In contrast, Democrats have been quick to point out, the Affordable Care Act bill was subject to 47 public hearings and roundtable before the Senate Health, Education, Labor and Pensions Committee and another 53 before the Senate Finance Committee.
The complaints: Another major process complaint in 2009 was the speed with which Republicans said the Affordable Care Act was being crafted and debated. Portman accused Democratic leadership of “trying to rush [their proposals] through Congress,” while Sen. Mitch McConnell said “Fast-tracking a major overhaul…does a disservice to the American people,” in a 2009 statement.
Republican lawmakers complained that there would not be adequate time to examine the bill before it went up for vote, calling for a “cooling off period” during which the bill could be reviewed and examined. “It is imperative we have the 72-hour process,” said then-Rep. Dean Heller. Murkowski worried that “we ran this bill down the fast track” because “ Senators will have barely 36 hours to review” the text before moving to a vote.
The facts: Prior to a vote, the Affordable Care Act underwent a monthlong marking up in the bipartisan HELP Committee before being brought to the floor for a vote. There, it was debated for 25 days—one of the longest periods of bill debate the Senate has ever seen.
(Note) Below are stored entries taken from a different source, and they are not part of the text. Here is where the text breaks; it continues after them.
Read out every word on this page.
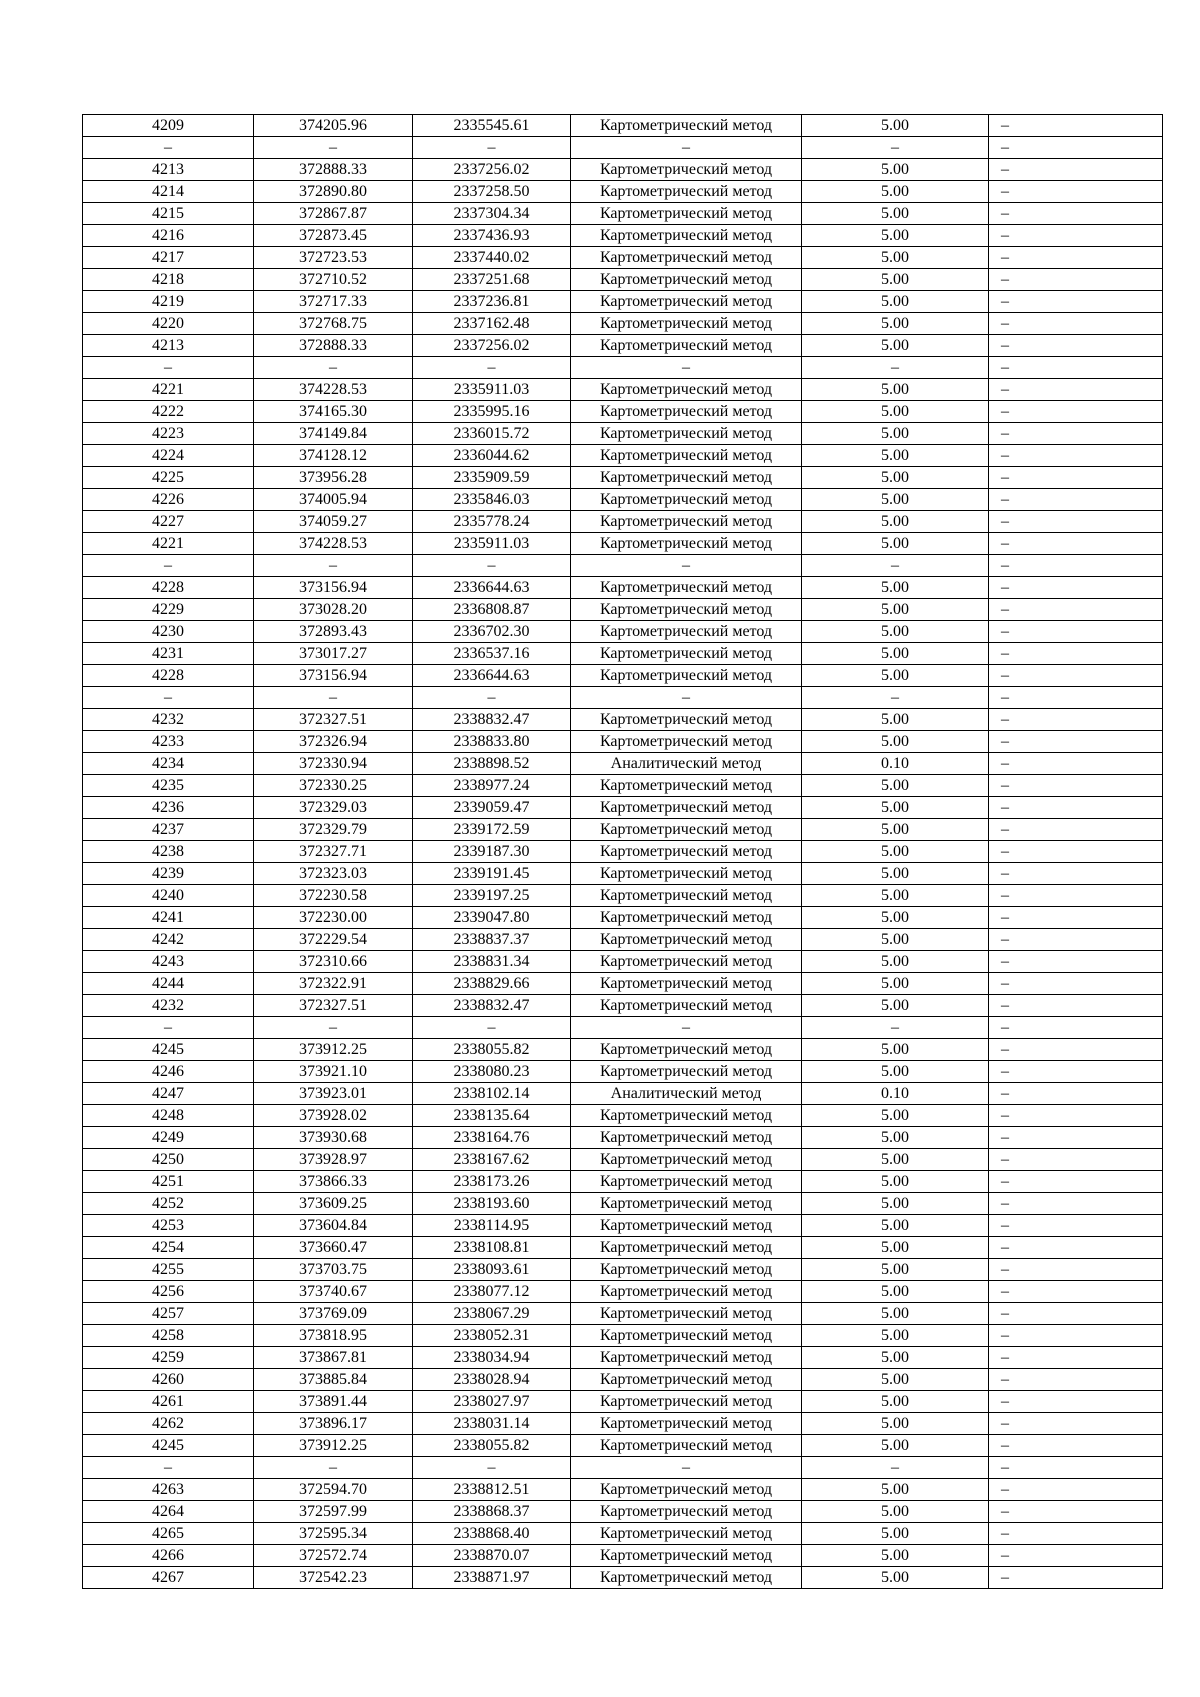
4209	374205.96	2335545.61	Картометрический метод	5.00	–
–	–	–	–	–	–
4213	372888.33	2337256.02	Картометрический метод	5.00	–
4214	372890.80	2337258.50	Картометрический метод	5.00	–
4215	372867.87	2337304.34	Картометрический метод	5.00	–
4216	372873.45	2337436.93	Картометрический метод	5.00	–
4217	372723.53	2337440.02	Картометрический метод	5.00	–
4218	372710.52	2337251.68	Картометрический метод	5.00	–
4219	372717.33	2337236.81	Картометрический метод	5.00	–
4220	372768.75	2337162.48	Картометрический метод	5.00	–
4213	372888.33	2337256.02	Картометрический метод	5.00	–
–	–	–	–	–	–
4221	374228.53	2335911.03	Картометрический метод	5.00	–
4222	374165.30	2335995.16	Картометрический метод	5.00	–
4223	374149.84	2336015.72	Картометрический метод	5.00	–
4224	374128.12	2336044.62	Картометрический метод	5.00	–
4225	373956.28	2335909.59	Картометрический метод	5.00	–
4226	374005.94	2335846.03	Картометрический метод	5.00	–
4227	374059.27	2335778.24	Картометрический метод	5.00	–
4221	374228.53	2335911.03	Картометрический метод	5.00	–
–	–	–	–	–	–
4228	373156.94	2336644.63	Картометрический метод	5.00	–
4229	373028.20	2336808.87	Картометрический метод	5.00	–
4230	372893.43	2336702.30	Картометрический метод	5.00	–
4231	373017.27	2336537.16	Картометрический метод	5.00	–
4228	373156.94	2336644.63	Картометрический метод	5.00	–
–	–	–	–	–	–
4232	372327.51	2338832.47	Картометрический метод	5.00	–
4233	372326.94	2338833.80	Картометрический метод	5.00	–
4234	372330.94	2338898.52	Аналитический метод	0.10	–
4235	372330.25	2338977.24	Картометрический метод	5.00	–
4236	372329.03	2339059.47	Картометрический метод	5.00	–
4237	372329.79	2339172.59	Картометрический метод	5.00	–
4238	372327.71	2339187.30	Картометрический метод	5.00	–
4239	372323.03	2339191.45	Картометрический метод	5.00	–
4240	372230.58	2339197.25	Картометрический метод	5.00	–
4241	372230.00	2339047.80	Картометрический метод	5.00	–
4242	372229.54	2338837.37	Картометрический метод	5.00	–
4243	372310.66	2338831.34	Картометрический метод	5.00	–
4244	372322.91	2338829.66	Картометрический метод	5.00	–
4232	372327.51	2338832.47	Картометрический метод	5.00	–
–	–	–	–	–	–
4245	373912.25	2338055.82	Картометрический метод	5.00	–
4246	373921.10	2338080.23	Картометрический метод	5.00	–
4247	373923.01	2338102.14	Аналитический метод	0.10	–
4248	373928.02	2338135.64	Картометрический метод	5.00	–
4249	373930.68	2338164.76	Картометрический метод	5.00	–
4250	373928.97	2338167.62	Картометрический метод	5.00	–
4251	373866.33	2338173.26	Картометрический метод	5.00	–
4252	373609.25	2338193.60	Картометрический метод	5.00	–
4253	373604.84	2338114.95	Картометрический метод	5.00	–
4254	373660.47	2338108.81	Картометрический метод	5.00	–
4255	373703.75	2338093.61	Картометрический метод	5.00	–
4256	373740.67	2338077.12	Картометрический метод	5.00	–
4257	373769.09	2338067.29	Картометрический метод	5.00	–
4258	373818.95	2338052.31	Картометрический метод	5.00	–
4259	373867.81	2338034.94	Картометрический метод	5.00	–
4260	373885.84	2338028.94	Картометрический метод	5.00	–
4261	373891.44	2338027.97	Картометрический метод	5.00	–
4262	373896.17	2338031.14	Картометрический метод	5.00	–
4245	373912.25	2338055.82	Картометрический метод	5.00	–
–	–	–	–	–	–
4263	372594.70	2338812.51	Картометрический метод	5.00	–
4264	372597.99	2338868.37	Картометрический метод	5.00	–
4265	372595.34	2338868.40	Картометрический метод	5.00	–
4266	372572.74	2338870.07	Картометрический метод	5.00	–
4267	372542.23	2338871.97	Картометрический метод	5.00	–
Senate Republicans are hoping to vote on the law’s replacement before they take their July 4 recess, but Democrats and Republicans outside of the 13-member committee have yet to see it. That means there will be a narrow window—possibly as little as a day—between when the text of the bill is released and when the vote is called.
The complaints: Another resounding rebuke of the Affordable Care Act came from Republican lawmakers who said that the bill was too partisan—it eventually passed without a single Republican vote from the House or the Senate. Portman criticized the “bitterly partisan” legislation, while a number of Republican lawmakers said that their ideas had not been taken into account.
“A lot of good Republican ideas were left on the cutting room floor in the rush to pass ‘Obamacare,’” Murkowski wrote in a press release. Sen. Susan Collins agreed, lamenting that “there is so much we could have done in a bipartisan way to expand universal access to health care.”
Sen. Orrin Hatch had perhaps the most ringing indictment of partisanship in the bill: “If you can’t get 75 to 80 votes on something that is this important for this much reform, we should start over and do it on a step-by-step basis.’”
The facts: While the Affordable Care Act was indeed divisive, inspiring months of sharp rhetoric and dividing Congress, it did take at least some minority proposals into account. The bipartisan HELP Committee approved more than 100 Republican amendments to the bill (though some Republicans said those amendments were mostly minor).
As yet, no Senate Democrats have had the opportunity to review or contribute to the current bill, and many publicly objected to both its presumed contents and the manner in which the bill is being crafted during Monday’s late-night session. In February, McConnell said that the health care bill would likely be a “Republicans-only exercise.”